Shin covers much of the same ground as Matthew Leising’s Out of the Ether, published last year. Her conclusion about the DAO culprit (not named in the book but revealed in a subsequent Forbes article) is different to Leising’s – as is her style. So many lazy, hasty cash-in works are produced by journalists that I salute Shin for her thoroughness. But that’s also the short-coming here. Everything is so relentlessly referenced and corroborated that the result feels more like a geeky archive than an entertainment, and the general reader hoping for a clear introduction to the subject may get bogged down early on.
Shin does have some amusing, behind-the-scenes insights: that for all the utopian, messianic, power-to-the-people rhetoric about the good that crypto can do (and that hallelujah chorus still echoes around), crypto is finally people. And Jean-Paul Sartre’s observation on hell holds true. Buterin’s generation is the first of the laptop nomads, individuals who can work anywhere there is a reliable internet. Ethereum was built by dozens of devs working in different continents, though they might just as well have been crammed into tiny cubicles on an industrial estate in Slough, as the squabbling and back-stabbing was the same. But page after page about petty bickering eventually becomes tiresome.
It’s no surprise to learn that Charles Hoskinson, one of the founders of Ethereum and the force behind ‘Ethereum-killer’ Cardano (another top ten crypto) is an arsehole.

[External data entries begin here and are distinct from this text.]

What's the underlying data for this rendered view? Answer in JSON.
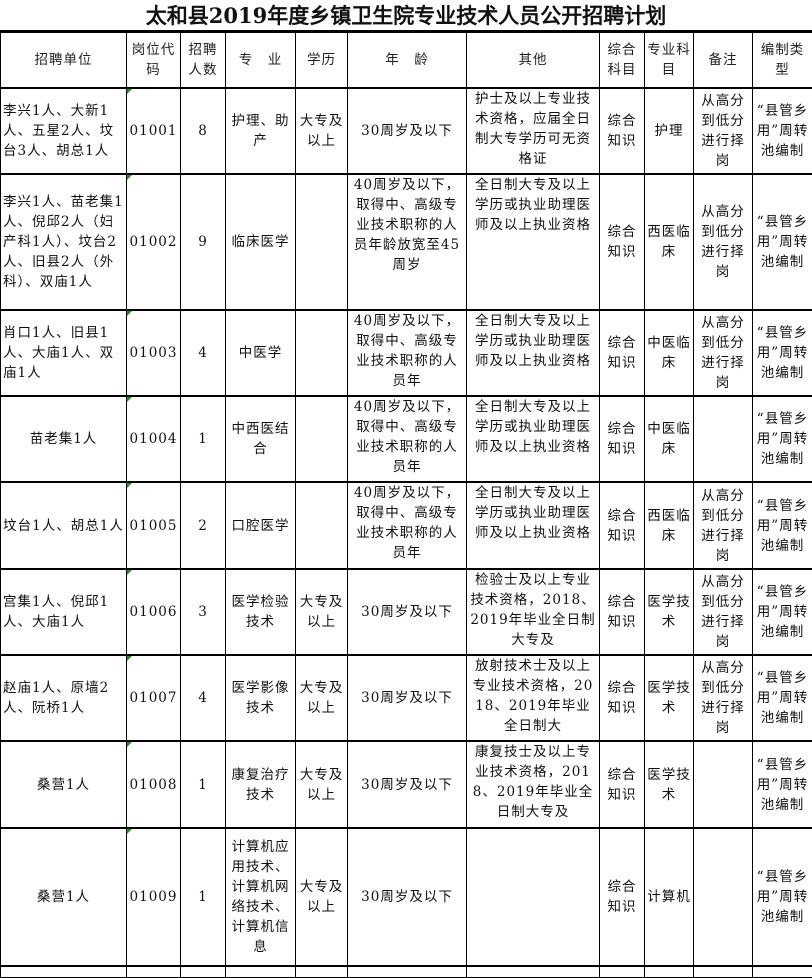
{
  "title": "太和县2019年度乡镇卫生院专业技术人员公开招聘计划",
  "headers": [
    "招聘单位",
    "岗位代码",
    "招聘人数",
    "专　业",
    "学历",
    "年　龄",
    "其他",
    "综合科目",
    "专业科目",
    "备注",
    "编制类型"
  ],
  "rows": [
    [
      "李兴1人、大新1人、五星2人、坟台3人、胡总1人",
      "01001",
      "8",
      "护理、助产",
      "大专及以上",
      "30周岁及以下",
      "护士及以上专业技术资格，应届全日制大专学历可无资格证",
      "综合知识",
      "护理",
      "从高分到低分进行择岗",
      "“县管乡用”周转池编制"
    ],
    [
      "李兴1人、苗老集1人、倪邱2人（妇产科1人）、坟台2人、旧县2人（外科）、双庙1人",
      "01002",
      "9",
      "临床医学",
      "",
      "40周岁及以下，取得中、高级专业技术职称的人员年龄放宽至45周岁",
      "全日制大专及以上学历或执业助理医师及以上执业资格",
      "综合知识",
      "西医临床",
      "从高分到低分进行择岗",
      "“县管乡用”周转池编制"
    ],
    [
      "肖口1人、旧县1人、大庙1人、双庙1人",
      "01003",
      "4",
      "中医学",
      "",
      "40周岁及以下，取得中、高级专业技术职称的人员年",
      "全日制大专及以上学历或执业助理医师及以上执业资格",
      "综合知识",
      "中医临床",
      "从高分到低分进行择岗",
      "“县管乡用”周转池编制"
    ],
    [
      "苗老集1人",
      "01004",
      "1",
      "中西医结合",
      "",
      "40周岁及以下，取得中、高级专业技术职称的人员年",
      "全日制大专及以上学历或执业助理医师及以上执业资格",
      "综合知识",
      "中医临床",
      "",
      "“县管乡用”周转池编制"
    ],
    [
      "坟台1人、胡总1人",
      "01005",
      "2",
      "口腔医学",
      "",
      "40周岁及以下，取得中、高级专业技术职称的人员年",
      "全日制大专及以上学历或执业助理医师及以上执业资格",
      "综合知识",
      "西医临床",
      "从高分到低分进行择岗",
      "“县管乡用”周转池编制"
    ],
    [
      "宫集1人、倪邱1人、大庙1人",
      "01006",
      "3",
      "医学检验技术",
      "大专及以上",
      "30周岁及以下",
      "检验士及以上专业技术资格，2018、2019年毕业全日制大专及",
      "综合知识",
      "医学技术",
      "从高分到低分进行择岗",
      "“县管乡用”周转池编制"
    ],
    [
      "赵庙1人、原墙2人、阮桥1人",
      "01007",
      "4",
      "医学影像技术",
      "大专及以上",
      "30周岁及以下",
      "放射技术士及以上专业技术资格，2018、2019年毕业全日制大",
      "综合知识",
      "医学技术",
      "从高分到低分进行择岗",
      "“县管乡用”周转池编制"
    ],
    [
      "桑营1人",
      "01008",
      "1",
      "康复治疗技术",
      "大专及以上",
      "30周岁及以下",
      "康复技士及以上专业技术资格，2018、2019年毕业全日制大专及",
      "综合知识",
      "医学技术",
      "",
      "“县管乡用”周转池编制"
    ],
    [
      "桑营1人",
      "01009",
      "1",
      "计算机应用技术、计算机网络技术、计算机信息",
      "大专及以上",
      "30周岁及以下",
      "",
      "综合知识",
      "计算机",
      "",
      "“县管乡用”周转池编制"
    ]
  ]
}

Anyone who’s watched one of his countless YouTube videos would have guessed that, but it’s nice to have the evidence meticulously laid out by Shin, so that if you’re challenged on that opinion you can quote chapter and verse.
Since their inception Bitcoin, Ethereum and their epigoni have been dismissed as a scam, a ponzi, a bubble, a fad, tulips. But however you regard them – as an asset, a commodity, a currency, a store of value, a bank, a security or a hybrid of these things – they’re now here to stay. Ask a banker.
The sales talk is exaggerated of course. DeFi is not truly decentralised: ‘less centralised’ or ‘hard to spot the centre’ would be a more accurate description. The ‘avant-garde’ of DeFi is creating options so weird and complicated that it’s like particle physics (certainly beyond my understanding) and much of it will probably end in tears. It’s a pity Tom Wolfe isn’t around to chronicle all this. He’d have relished it and served up something spectacular.
The popular crypto slogan of ‘be your own bank’ is not a burden everyone wants to take up. While crypto can’t be a panacea or cornucopia, it does offer a more egalitarian access to financial services (as long as you have an internet connection). If your dodgy government or state collapses, you can just walk out with your capital in your pocket. Indeed if you’re confident enough, you can keep the details of your account in your memory.
Shin ends her book looking forward to the ‘second big cryptocurrency craze’. It’s a neat line to close with, but I suspect she’s too savvy to regard what’s going on today as a craze. We’re beyond that. Whether it’s gaming, sport, art or finance, crypto has already staked its territory. CoinMarketCap now lists more than 18,000 cryptos. Almost all will be gone or dormant in a few years, but the world has changed. The new billionaires wear hoodies (and not even designer ones).